“The boy was playing on the track near the depot. I saw he was in danger and caught him, getting out of the way just in time. His father was station-master, and taught me telegraphy in return.”

Dramatic situations appear at every turn of this man’s life. He seems to have been continually arriving on the scene at critical moments, and always with the good sense to take things in his own hands. The chance of learning telegraphy only gave him a chance to show how apt a pupil he was, and the railroad company soon gave him regular employment. At seventeen, he had become one of the most expert operators on the road.

“Did you make much use of your inventive talent at this time?” I questioned.

“Yes,” he answered. “I invented an automatic attachment for my telegraph instrument which would send in the signal to show I was awake at my post, when I was comfortably snoring in a corner. I didn’t do much of that, though,” he went on; “for some such boyish trick sent me in disgrace over the line into Canada.”

“Were you there long?”

“Only a winter. If it’s incident you want, I can tell you one of that time. The place where I was and Sarnier, the American town, were cut off from telegraphic and other means of communication by the storms, until I got at a locomotive whistle and tooted a telegraphic message. I had to do it again and again, but eventually they understood over the water and answered in the same way.”

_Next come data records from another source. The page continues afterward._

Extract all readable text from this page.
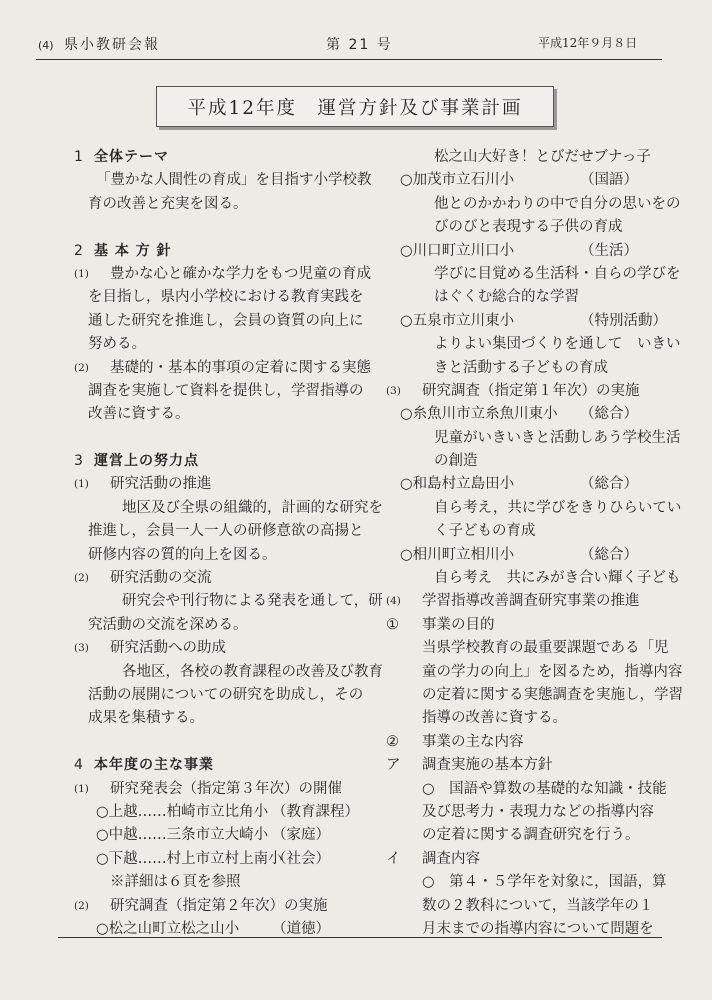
(4) 県小教研会報	第 21 号	平成12年９月８日
平成12年度　運営方針及び事業計画
1 全体テーマ
「豊かな人間性の育成」を目指す小学校教
育の改善と充実を図る。
2 基 本 方 針
(1)	豊かな心と確かな学力をもつ児童の育成
を目指し，県内小学校における教育実践を
通した研究を推進し，会員の資質の向上に
努める。
(2)	基礎的・基本的事項の定着に関する実態
調査を実施して資料を提供し，学習指導の
改善に資する。
3 運営上の努力点
(1)	研究活動の推進
地区及び全県の組織的，計画的な研究を
推進し，会員一人一人の研修意欲の高揚と
研修内容の質的向上を図る。
(2)	研究活動の交流
研究会や刊行物による発表を通して，研
究活動の交流を深める。
(3)	研究活動への助成
各地区，各校の教育課程の改善及び教育
活動の展開についての研究を助成し，その
成果を集積する。
4 本年度の主な事業
(1)	研究発表会（指定第３年次）の開催
○上越……柏崎市立比角小 （教育課程）
○中越……三条市立大崎小 （家庭）
○下越……村上市立村上南小
（社会）
※詳細は６頁を参照
(2)	研究調査（指定第２年次）の実施
○松之山町立松之山小 （道徳）
松之山大好き！とびだせブナっ子
○加茂市立石川小	（国語）
他とのかかわりの中で自分の思いをの
びのびと表現する子供の育成
○川口町立川口小	（生活）
学びに目覚める生活科・自らの学びを
はぐくむ総合的な学習
○五泉市立川東小	（特別活動）
よりよい集団づくりを通して　いきい
きと活動する子どもの育成
(3)	研究調査（指定第１年次）の実施
○糸魚川市立糸魚川東小 （総合）
児童がいきいきと活動しあう学校生活
の創造
○和島村立島田小	（総合）
自ら考え，共に学びをきりひらいてい
く子どもの育成
○相川町立相川小	（総合）
自ら考え　共にみがき合い輝く子ども
(4)	学習指導改善調査研究事業の推進
① 事業の目的
当県学校教育の最重要課題である「児
童の学力の向上」を図るため，指導内容
の定着に関する実態調査を実施し，学習
指導の改善に資する。
② 事業の主な内容
ア 調査実施の基本方針
○　国語や算数の基礎的な知識・技能
及び思考力・表現力などの指導内容
の定着に関する調査研究を行う。
イ 調査内容
○　第４・５学年を対象に，国語，算
数の２教科について，当該学年の１
月末までの指導内容について問題を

According to his own and various recorded accounts, Edison was successively in charge of important wires in Memphis, Cincinnati, New Orleans, and Louisville. He lived in the free-and-easy atmosphere of the tramp operators—a boon companion with them, yet absolutely refusing to join in the dissipations to which they were addicted. So highly esteemed was he for his honesty, that it was the custom of his colleagues, when a spree was on hand, to make him the custodian of those funds which they felt obliged to save. On a more than usually hilarious occasion, one of them returned rather the worse for wear, and knocked the treasurer down on his refusal to deliver the trust money; the other depositors, we may be glad to note, gave the ungentlemanly tippler a sound thrashing.

HIS USE OF MONEY

“Were you good at saving your own money?” I asked.

“No,” he said, smiling. “I never was much for saving money, as money. I devoted every cent, regardless of future needs, to scientific books and materials for experiments.”